By fetching a contact's data using the v2/contactoverview endpoint, you can see what consents exist for this contact, and what their state is.

{
  "firstName": "Example",
  "email": "example@example.com",
  "countryCode": "SE",
  "contactType": "ExampleContactType",
  "preferences": {
    "acceptsEmail": true,
    "acceptsPostal": true,
    "acceptsSms": true
  },
  ...
  "consents": [{
      "id": "consentMemberTerms",
      "value": true,
      "date": "2022-01-01T00:00:00+0100",
      "source": "ECOM",
      "comment": "Approved member terms at checkout"
   }]
}

Note that only consents with a value or "true" or "false" will be shown in this response. So if a consent is not set, it will not show up here. You can, however, fetch all the consents through v2/consents and combine that with the consent data returned for an individual contact. In this way, all consents can be shown for a contact (for example, in the POS) even if their value is not set.

Tip

By combining all the consents for a tenant from v2/consents with a specific contact's consents fetched from v2/contactoverview, you can build up a complete picture of the consents for that specific contact, including the ones not set.

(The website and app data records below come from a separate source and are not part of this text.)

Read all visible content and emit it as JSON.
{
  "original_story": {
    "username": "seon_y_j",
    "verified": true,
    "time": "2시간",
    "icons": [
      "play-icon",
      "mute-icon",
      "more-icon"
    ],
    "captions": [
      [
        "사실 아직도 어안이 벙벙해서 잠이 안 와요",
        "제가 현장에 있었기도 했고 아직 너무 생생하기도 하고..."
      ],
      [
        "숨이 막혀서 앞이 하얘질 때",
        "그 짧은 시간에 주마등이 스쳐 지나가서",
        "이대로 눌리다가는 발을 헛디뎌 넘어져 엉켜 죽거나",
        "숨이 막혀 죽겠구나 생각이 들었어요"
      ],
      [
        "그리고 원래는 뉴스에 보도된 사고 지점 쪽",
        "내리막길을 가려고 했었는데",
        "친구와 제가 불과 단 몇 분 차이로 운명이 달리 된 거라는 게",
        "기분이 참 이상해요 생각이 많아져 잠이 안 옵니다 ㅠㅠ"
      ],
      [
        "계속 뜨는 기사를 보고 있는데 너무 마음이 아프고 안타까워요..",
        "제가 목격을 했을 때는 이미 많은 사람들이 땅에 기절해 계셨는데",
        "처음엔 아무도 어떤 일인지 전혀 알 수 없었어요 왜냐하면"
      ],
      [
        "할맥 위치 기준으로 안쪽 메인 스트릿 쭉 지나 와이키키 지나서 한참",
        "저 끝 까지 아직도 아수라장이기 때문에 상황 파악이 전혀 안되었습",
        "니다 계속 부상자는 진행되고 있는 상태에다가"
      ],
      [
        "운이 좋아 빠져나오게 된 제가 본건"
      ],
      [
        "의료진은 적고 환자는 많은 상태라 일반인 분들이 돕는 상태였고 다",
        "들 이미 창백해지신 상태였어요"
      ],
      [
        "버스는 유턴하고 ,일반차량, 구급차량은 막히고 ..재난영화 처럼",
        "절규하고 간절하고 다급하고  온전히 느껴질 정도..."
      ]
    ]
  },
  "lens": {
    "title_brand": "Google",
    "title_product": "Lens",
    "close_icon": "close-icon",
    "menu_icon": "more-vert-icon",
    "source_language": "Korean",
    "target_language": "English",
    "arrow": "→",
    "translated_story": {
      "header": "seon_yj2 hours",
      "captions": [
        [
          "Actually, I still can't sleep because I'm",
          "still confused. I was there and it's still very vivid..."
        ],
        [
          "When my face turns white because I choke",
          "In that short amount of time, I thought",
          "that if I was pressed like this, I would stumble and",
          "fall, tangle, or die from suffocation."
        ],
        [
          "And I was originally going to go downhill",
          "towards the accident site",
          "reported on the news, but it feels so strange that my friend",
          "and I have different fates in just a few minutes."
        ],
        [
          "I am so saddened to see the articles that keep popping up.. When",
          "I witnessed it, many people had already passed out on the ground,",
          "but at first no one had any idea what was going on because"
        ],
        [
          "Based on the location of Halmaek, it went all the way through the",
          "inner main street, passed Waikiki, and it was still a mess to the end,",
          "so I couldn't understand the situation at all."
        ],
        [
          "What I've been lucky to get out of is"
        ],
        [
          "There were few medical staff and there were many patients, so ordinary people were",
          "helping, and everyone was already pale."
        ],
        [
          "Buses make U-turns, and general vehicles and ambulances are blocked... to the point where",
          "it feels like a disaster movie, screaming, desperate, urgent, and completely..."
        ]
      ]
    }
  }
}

Giving or revoking a consent

Setting the state of a consent for an individual contact is done in the same way as for any contact update:

POST /api/v2/contacts/{contactId}

In the body of the update request, add the consent like this:

{
   "consents":[{ 
         "id": "consentMemberTerms", 
         "value": true, 
         "comment": "Some comment here", 
         "source": "POS" 
     }]
}

This would set the state of the "consentMemberTerms" consent to true (or Yes).